Attorney General Tells Daily Fantasy Sports to Stop Taking Bets in New York
The New York State attorney general on Tuesday ordered the two biggest daily fantasy sports companies, DraftKings and FanDuel, to stop accepting bets from New York residents, saying their games constituted illegal gambling under state law.
The cease-and-desist order by the attorney general, Eric T. Schneiderman, is a major blow to a multibillion-dollar industry that introduced sports betting to legions of young sports fans and has formed partnerships with many of the nation’s professional sports teams. Given the New York attorney general’s historic role as a consumer-protection advocate, legal experts said the action will most likely reverberate in other states where legislators and investigators are increasingly questioning whether the industry should operate unfettered by regulations that govern legalized gambling.
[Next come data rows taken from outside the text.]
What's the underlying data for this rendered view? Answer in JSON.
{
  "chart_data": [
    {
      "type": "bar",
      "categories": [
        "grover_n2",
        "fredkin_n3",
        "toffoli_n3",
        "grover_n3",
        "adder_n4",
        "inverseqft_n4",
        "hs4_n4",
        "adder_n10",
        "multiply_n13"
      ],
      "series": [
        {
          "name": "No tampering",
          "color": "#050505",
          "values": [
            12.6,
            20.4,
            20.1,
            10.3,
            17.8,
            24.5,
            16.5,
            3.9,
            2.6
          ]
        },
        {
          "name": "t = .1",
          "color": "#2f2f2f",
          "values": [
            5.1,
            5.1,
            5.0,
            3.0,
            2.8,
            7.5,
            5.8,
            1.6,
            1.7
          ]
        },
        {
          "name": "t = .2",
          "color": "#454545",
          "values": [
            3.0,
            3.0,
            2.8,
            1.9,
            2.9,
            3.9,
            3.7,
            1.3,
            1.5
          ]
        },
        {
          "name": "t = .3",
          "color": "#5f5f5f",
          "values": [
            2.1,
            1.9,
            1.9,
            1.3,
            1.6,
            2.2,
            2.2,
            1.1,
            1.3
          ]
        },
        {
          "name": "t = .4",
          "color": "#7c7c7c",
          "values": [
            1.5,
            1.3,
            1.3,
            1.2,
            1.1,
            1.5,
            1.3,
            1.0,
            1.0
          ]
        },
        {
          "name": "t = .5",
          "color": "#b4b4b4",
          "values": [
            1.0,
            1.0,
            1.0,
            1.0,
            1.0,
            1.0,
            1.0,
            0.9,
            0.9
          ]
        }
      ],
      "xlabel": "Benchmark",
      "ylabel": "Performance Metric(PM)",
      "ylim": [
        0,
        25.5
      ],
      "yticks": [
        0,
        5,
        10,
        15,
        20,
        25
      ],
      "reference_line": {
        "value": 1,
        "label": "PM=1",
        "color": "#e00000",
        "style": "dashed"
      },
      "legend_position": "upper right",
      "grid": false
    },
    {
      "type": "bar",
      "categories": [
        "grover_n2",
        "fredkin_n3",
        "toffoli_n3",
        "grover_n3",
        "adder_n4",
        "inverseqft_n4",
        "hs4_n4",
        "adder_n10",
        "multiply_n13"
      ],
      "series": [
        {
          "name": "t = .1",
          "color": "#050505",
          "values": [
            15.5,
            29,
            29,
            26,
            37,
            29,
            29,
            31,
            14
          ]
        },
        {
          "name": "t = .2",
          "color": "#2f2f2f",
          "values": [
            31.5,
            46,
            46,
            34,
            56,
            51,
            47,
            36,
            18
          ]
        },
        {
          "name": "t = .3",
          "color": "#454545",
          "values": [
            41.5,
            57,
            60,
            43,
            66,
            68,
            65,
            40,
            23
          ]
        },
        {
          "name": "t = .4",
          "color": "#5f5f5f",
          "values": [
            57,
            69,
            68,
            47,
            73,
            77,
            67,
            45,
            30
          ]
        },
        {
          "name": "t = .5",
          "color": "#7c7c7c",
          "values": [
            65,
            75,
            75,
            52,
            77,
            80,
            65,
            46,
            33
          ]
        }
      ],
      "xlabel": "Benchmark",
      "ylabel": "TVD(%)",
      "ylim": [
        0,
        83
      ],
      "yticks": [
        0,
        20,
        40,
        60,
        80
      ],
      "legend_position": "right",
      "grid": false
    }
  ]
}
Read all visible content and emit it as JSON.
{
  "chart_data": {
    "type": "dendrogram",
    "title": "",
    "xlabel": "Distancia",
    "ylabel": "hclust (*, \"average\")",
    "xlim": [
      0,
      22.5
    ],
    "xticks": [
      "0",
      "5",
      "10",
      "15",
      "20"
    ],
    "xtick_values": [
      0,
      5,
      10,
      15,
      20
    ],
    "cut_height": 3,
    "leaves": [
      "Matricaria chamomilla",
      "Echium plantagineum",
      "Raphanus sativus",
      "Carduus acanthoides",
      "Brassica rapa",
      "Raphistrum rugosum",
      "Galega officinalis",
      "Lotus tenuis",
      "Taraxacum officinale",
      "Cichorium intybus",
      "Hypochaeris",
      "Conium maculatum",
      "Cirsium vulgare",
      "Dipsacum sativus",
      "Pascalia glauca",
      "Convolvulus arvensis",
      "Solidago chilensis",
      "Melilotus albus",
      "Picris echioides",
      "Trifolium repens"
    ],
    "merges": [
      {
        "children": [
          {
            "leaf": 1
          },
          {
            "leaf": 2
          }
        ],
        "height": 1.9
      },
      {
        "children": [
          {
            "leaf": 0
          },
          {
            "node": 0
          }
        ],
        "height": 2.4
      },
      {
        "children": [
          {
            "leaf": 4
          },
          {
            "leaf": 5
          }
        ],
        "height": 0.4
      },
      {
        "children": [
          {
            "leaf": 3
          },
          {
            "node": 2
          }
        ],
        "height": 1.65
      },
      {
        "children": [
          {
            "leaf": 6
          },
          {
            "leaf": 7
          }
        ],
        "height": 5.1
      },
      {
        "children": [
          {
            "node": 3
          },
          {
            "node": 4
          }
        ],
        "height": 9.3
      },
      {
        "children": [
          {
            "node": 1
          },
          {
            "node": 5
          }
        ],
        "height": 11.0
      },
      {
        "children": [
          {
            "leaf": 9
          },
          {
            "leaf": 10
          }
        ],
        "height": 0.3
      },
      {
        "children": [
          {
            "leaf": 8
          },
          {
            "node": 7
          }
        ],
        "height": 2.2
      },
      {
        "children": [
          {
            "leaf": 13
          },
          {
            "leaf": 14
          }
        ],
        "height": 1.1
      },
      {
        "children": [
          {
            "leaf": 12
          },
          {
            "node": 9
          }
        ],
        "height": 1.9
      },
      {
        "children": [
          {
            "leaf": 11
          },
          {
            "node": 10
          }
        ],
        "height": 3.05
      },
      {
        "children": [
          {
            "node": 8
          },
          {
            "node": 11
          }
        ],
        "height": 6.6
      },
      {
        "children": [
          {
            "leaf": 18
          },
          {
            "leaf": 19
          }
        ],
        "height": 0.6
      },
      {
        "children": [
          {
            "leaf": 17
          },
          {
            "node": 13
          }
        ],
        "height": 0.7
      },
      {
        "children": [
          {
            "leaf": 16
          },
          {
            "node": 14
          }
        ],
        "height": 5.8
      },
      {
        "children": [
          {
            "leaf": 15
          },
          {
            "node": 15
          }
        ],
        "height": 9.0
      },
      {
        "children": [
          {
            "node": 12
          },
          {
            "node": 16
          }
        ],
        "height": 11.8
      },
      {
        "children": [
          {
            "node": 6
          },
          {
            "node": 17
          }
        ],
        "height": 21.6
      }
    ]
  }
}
In 2006, Congress tried to crack down on illegal online sports betting. Today, Internet wagering is thriving, and a new business that resembles gambling, fantasy sports, is winning millions of players and stoking controversy. The Times, with the PBS series “Frontline,” investigated illegal gambling in the Internet age.
Fantasy sports companies contend that their games are not gambling because they involve more skill than luck and were legally sanctioned by a 2006 federal law that exempted fantasy sports from a prohibition against processing online financial wagering. That view is increasingly being challenged as fantasy sites have begun offering million-dollar prizes and bets on individual sports, such as golf, mixed martial arts and Nascar races, magnifying the element of chance and making the exemption more difficult to defend.
On Tuesday afternoon, as news of the attorney general’s order began to trickle out, DraftKings sent an email to its players, saying, “Attorney General Eric Schneiderman is considering preventing New Yorkers from playing daily fantasy sports,” and added: “Hey, New York, protect your right to keep playing daily fantasy sports. Contact the attorney general today!”
Sabrina Macias, a spokeswoman for DraftKings, said, “We’re disappointed he hasn’t taken the time to meet with us or ask any questions about our business model before his opinion.” She said the company had 500,000 users in New York State.
Eric Soufer, a spokesman for the attorney general, disputed Ms. Macias’s account, and said the attorney general’s office had multiple meetings with representatives from DraftKings before the order was issued.In a statement, FanDuel said: “Fantasy sports is a game of skill and legal under New York state law. This is a politician telling hundreds of thousands of New Yorkers they are not allowed to play a game they love and share with friends, family, co-workers and players across the country.”